I also use the approach described above to handle long documents, which span through several files. Pandoc lets you concatenate several markdown files and outputs a single document, with a proper heading. And LaTeX has \include, \input and \subfiles to cover those cases.

If I need more control over the layout, write math, or any other advanced stuff in the document, I write it using LaTeX. Or I abuse markdown and embed HTML in the markdown code.

Most of the note-taking is done using ikiwiki, or The Vim Outliner.

Regarding slides, I also use LaTeX for that; I create them with the beamer package.

The documents written for any of these tools (markdown/ikiwiki, vim OTL, LaTeX) can be put under version control easily (Git), and since both of them are plain text, even merging different versions and collaborating is a non-issue, provided the collaborator knows a bit of version control.

What do you do, and how do you solve these problems:

  • Version control/group collaboration
  • Advanced formatting/math
  • Generation of online (HTML) and printable (PDF) outputs of the document
  • Create one document from several others (say, put together a book when having one chapter per file).

I'm waiting for your comments.

I use vim, latex, wikis, subversion and git. I don't write papers often.

I also use google docs often at work and for simple tasks (sharing a spreadsheet with Melissa's mom, for instance).

Comment by Nelson sáb 05 feb 2011 13:26:47 COT

I used to use moinmoin, doing slides with it is a breeze because it is another view and splits slides on an <h1> mark, it versions for me and supports latex.

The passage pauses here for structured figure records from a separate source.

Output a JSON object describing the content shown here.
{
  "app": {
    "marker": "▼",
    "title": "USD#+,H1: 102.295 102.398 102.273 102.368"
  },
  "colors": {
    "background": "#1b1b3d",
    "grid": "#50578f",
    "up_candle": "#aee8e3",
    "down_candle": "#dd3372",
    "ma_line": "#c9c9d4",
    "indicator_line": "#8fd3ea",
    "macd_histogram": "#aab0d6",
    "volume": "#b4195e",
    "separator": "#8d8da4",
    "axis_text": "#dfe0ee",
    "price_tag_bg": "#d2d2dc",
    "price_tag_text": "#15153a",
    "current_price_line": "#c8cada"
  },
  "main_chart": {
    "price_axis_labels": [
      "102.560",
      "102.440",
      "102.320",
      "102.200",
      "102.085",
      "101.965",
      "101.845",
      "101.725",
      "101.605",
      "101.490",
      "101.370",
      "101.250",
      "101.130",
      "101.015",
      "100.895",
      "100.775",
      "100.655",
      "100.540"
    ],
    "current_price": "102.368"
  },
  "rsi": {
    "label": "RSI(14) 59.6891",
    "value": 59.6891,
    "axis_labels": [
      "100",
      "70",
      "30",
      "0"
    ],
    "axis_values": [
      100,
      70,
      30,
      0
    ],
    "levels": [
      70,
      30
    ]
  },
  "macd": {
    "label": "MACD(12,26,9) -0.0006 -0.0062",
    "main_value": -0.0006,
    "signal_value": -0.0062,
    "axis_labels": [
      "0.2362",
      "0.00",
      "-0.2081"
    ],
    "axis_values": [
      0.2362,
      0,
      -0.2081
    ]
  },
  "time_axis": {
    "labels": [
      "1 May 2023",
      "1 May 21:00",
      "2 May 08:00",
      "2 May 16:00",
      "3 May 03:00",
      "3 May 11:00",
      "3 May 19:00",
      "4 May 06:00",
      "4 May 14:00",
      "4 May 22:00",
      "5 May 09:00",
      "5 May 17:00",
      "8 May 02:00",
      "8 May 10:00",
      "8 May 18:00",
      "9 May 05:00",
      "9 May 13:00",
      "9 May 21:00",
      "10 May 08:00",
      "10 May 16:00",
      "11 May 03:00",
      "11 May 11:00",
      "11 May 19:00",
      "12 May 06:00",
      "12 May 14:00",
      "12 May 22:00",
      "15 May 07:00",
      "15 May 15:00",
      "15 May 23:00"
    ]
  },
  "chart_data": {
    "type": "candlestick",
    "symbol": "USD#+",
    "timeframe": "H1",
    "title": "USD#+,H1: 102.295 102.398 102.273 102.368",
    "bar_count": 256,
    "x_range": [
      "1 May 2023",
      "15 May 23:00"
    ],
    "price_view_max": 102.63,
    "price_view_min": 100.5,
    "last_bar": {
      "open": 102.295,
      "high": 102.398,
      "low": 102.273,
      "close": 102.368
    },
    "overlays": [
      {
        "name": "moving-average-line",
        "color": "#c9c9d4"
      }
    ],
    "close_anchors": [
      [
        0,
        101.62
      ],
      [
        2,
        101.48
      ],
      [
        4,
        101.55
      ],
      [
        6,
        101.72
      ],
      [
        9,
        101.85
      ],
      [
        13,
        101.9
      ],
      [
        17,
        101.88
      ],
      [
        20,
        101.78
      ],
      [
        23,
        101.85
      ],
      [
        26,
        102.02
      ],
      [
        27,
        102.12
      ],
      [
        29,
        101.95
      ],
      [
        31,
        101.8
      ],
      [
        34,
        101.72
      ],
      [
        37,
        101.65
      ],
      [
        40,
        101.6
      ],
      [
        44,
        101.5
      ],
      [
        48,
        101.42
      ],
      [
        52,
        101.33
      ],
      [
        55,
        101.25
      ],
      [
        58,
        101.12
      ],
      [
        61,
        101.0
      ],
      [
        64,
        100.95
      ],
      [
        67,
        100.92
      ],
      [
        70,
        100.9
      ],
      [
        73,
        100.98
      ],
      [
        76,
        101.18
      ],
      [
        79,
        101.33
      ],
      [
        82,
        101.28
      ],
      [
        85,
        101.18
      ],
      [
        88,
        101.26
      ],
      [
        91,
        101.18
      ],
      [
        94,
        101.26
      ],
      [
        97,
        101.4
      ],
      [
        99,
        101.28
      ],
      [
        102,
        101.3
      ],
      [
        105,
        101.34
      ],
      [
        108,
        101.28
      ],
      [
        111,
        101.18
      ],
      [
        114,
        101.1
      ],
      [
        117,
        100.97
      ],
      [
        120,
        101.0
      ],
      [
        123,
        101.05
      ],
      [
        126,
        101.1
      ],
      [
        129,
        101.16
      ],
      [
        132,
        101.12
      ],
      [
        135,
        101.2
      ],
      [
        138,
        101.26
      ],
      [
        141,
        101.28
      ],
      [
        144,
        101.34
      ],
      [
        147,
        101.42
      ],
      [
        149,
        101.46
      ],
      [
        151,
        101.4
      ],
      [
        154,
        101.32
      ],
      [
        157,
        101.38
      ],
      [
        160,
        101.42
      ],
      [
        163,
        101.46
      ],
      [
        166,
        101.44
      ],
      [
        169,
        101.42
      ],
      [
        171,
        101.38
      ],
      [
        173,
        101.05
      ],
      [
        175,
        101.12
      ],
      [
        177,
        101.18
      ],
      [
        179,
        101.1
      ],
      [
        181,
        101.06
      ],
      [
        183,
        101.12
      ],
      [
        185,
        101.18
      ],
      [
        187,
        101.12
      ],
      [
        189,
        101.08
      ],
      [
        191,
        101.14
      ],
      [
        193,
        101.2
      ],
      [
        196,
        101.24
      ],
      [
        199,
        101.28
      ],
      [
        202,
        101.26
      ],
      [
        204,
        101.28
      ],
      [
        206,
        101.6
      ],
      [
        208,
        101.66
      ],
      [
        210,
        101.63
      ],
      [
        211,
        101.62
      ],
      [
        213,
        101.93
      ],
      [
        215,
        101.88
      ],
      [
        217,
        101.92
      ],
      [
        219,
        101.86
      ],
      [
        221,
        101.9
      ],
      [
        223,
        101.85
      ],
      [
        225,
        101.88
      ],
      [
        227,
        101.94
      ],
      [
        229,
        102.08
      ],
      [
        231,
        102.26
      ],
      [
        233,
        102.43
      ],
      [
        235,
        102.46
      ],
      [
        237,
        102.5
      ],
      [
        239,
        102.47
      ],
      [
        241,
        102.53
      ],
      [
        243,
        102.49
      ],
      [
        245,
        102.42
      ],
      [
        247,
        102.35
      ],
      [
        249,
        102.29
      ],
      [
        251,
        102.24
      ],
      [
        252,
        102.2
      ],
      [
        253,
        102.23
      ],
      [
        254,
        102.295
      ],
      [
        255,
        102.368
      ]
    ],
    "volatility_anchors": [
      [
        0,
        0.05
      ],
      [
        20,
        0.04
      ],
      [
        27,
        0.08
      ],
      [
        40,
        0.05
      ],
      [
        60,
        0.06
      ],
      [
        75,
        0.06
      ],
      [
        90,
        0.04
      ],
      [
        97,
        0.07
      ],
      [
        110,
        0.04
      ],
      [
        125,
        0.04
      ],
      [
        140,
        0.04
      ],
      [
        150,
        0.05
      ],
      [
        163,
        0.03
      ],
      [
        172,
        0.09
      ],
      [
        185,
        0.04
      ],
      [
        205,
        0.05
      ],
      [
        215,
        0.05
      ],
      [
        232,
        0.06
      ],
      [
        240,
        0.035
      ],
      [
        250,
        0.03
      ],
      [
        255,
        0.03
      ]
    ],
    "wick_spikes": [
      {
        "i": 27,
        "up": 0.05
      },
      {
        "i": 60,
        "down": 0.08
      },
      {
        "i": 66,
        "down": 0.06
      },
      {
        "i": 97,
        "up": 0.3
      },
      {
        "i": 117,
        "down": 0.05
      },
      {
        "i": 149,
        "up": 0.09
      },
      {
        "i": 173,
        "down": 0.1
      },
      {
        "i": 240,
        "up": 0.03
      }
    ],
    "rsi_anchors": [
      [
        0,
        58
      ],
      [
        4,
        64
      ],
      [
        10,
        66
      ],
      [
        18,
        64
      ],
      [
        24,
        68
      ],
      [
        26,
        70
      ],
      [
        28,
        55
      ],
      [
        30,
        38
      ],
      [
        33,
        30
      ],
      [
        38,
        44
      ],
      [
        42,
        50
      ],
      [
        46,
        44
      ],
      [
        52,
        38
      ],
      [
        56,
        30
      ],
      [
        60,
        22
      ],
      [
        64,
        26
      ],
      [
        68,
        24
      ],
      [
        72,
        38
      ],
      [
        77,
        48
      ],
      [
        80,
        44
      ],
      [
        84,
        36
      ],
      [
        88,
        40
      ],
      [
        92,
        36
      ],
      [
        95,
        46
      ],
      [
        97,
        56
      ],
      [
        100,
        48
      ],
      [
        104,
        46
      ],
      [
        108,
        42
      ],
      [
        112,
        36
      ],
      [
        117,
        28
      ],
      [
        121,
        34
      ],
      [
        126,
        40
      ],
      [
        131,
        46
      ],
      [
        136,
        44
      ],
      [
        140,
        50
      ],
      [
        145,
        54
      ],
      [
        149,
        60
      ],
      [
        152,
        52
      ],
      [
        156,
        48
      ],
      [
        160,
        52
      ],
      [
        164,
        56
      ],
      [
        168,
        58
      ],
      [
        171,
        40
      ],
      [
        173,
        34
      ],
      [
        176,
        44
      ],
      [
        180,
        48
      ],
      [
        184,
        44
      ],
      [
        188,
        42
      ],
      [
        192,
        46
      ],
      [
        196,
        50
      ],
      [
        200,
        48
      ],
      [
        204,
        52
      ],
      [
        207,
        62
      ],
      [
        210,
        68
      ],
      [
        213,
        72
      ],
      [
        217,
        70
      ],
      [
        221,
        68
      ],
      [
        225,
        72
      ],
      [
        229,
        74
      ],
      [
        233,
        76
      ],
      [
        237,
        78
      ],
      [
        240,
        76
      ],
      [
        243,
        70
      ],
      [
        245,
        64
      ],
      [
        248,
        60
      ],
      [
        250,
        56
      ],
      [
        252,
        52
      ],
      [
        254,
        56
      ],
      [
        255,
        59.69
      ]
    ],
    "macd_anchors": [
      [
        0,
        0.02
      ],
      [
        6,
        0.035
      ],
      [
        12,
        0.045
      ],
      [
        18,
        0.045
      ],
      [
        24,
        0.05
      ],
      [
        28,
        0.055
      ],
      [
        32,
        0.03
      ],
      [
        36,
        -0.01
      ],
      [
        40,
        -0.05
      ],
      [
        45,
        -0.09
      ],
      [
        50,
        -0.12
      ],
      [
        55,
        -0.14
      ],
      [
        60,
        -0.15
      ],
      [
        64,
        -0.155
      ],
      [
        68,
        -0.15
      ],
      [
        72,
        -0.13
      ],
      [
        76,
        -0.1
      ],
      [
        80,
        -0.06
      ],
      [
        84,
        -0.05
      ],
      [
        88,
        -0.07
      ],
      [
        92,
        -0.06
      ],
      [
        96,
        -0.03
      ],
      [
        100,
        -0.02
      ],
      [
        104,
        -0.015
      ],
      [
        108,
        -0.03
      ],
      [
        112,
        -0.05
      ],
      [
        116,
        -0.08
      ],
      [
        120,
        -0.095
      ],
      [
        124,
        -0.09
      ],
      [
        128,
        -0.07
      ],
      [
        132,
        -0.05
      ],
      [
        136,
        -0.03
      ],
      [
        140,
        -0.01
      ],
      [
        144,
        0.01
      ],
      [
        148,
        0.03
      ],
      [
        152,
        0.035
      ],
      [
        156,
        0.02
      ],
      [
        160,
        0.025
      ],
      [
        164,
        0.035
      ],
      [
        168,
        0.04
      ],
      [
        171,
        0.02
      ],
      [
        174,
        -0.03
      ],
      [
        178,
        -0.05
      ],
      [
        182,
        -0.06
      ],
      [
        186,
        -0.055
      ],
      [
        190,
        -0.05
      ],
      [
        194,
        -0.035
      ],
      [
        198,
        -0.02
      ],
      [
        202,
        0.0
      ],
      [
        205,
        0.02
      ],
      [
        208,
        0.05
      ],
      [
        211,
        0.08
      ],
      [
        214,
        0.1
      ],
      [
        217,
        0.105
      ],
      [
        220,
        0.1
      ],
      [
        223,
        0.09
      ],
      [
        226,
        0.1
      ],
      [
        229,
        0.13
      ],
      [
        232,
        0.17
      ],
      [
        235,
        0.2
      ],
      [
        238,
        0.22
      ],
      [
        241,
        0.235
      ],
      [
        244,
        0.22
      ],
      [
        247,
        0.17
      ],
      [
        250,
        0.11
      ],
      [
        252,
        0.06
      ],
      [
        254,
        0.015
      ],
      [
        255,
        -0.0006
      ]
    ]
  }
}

Then I decided I wanted more control over my text files, so I wrote a set of scripts that would crawl directories and generate the appropiate html out of reStructuredText files, it worked neatly till I needed to put some math and then I got stuck. Halfway writing my rest parser to generate pngs with the equations (halfway number-of-lines wise, prob not time-used wise) I decided to give Sphinx a shot, and I liked it.

Now I am using Sphinx, but havent written much lately, so I suppose I havent found problems because of that :P

Comment by LinX sáb 05 feb 2011 15:16:50 COT
Oh!, sorry, I thought your commenting system would sanitize html markup I meant < h1 >
Comment by LinX sáb 05 feb 2011 15:18:44 COT

Para documentos sencillos, como una carta al ISP para pedir la cancelación de la cuenta de internet, uso Open Office. Para documentos más largos, como la tésis o wl CV uso LaTeX sin duda alguna.

A veces también uso un sistema de control de versiones, en mi caso Mercurial, pero no me parece tan práctico porque el sistema de diff basado en líneas y no en palabras no funciona con los documentos también como con el código fuente. Nunca me he puesto a buscar una alternativa para el problema de los diff, no sé si la haya.

Para notas utilizo Tomboy sincronizado a Ubuntu One para tener acceso a las notas desde otras partes.

Presentaciones con OpenOffice, todavía no he aprendido a usar el beamer.

Comment by Manuel sáb 05 feb 2011 15:23:37 COT
Re: comment 1

@arhuaco: I tend to forget about google docs; don't really use it that much.

@LinX: Hate you! I think ikiwiki does sanitizing, but I haven't enabled it. I guess.

Didn't know about slides using moinmoin. Interesting.

About Sphinx, hum, dunno. I kind of like it, but got somewhat scared when I saw the fuckton of files and folders it creates for any document. My ideal system is one that lets you do everything in a simple text format, but gives you a way of defining structure, and maps it properly to PDF and HTML documents. Sphinx kind of fits the bill, but is somewhat overwhelming.

@ceronman: oh God yes letters in LaTeX are awful to write. Yet, for personal use, I cheat and recycle any previous letter I can find.

The text, line-based diff system is enough for me, but I think one of the reasons for that is that I keep all my files at 80 characters per line. Have you tried that?

About slides, sometimes *Office is oh-so-handy. But you didn't hear it from me.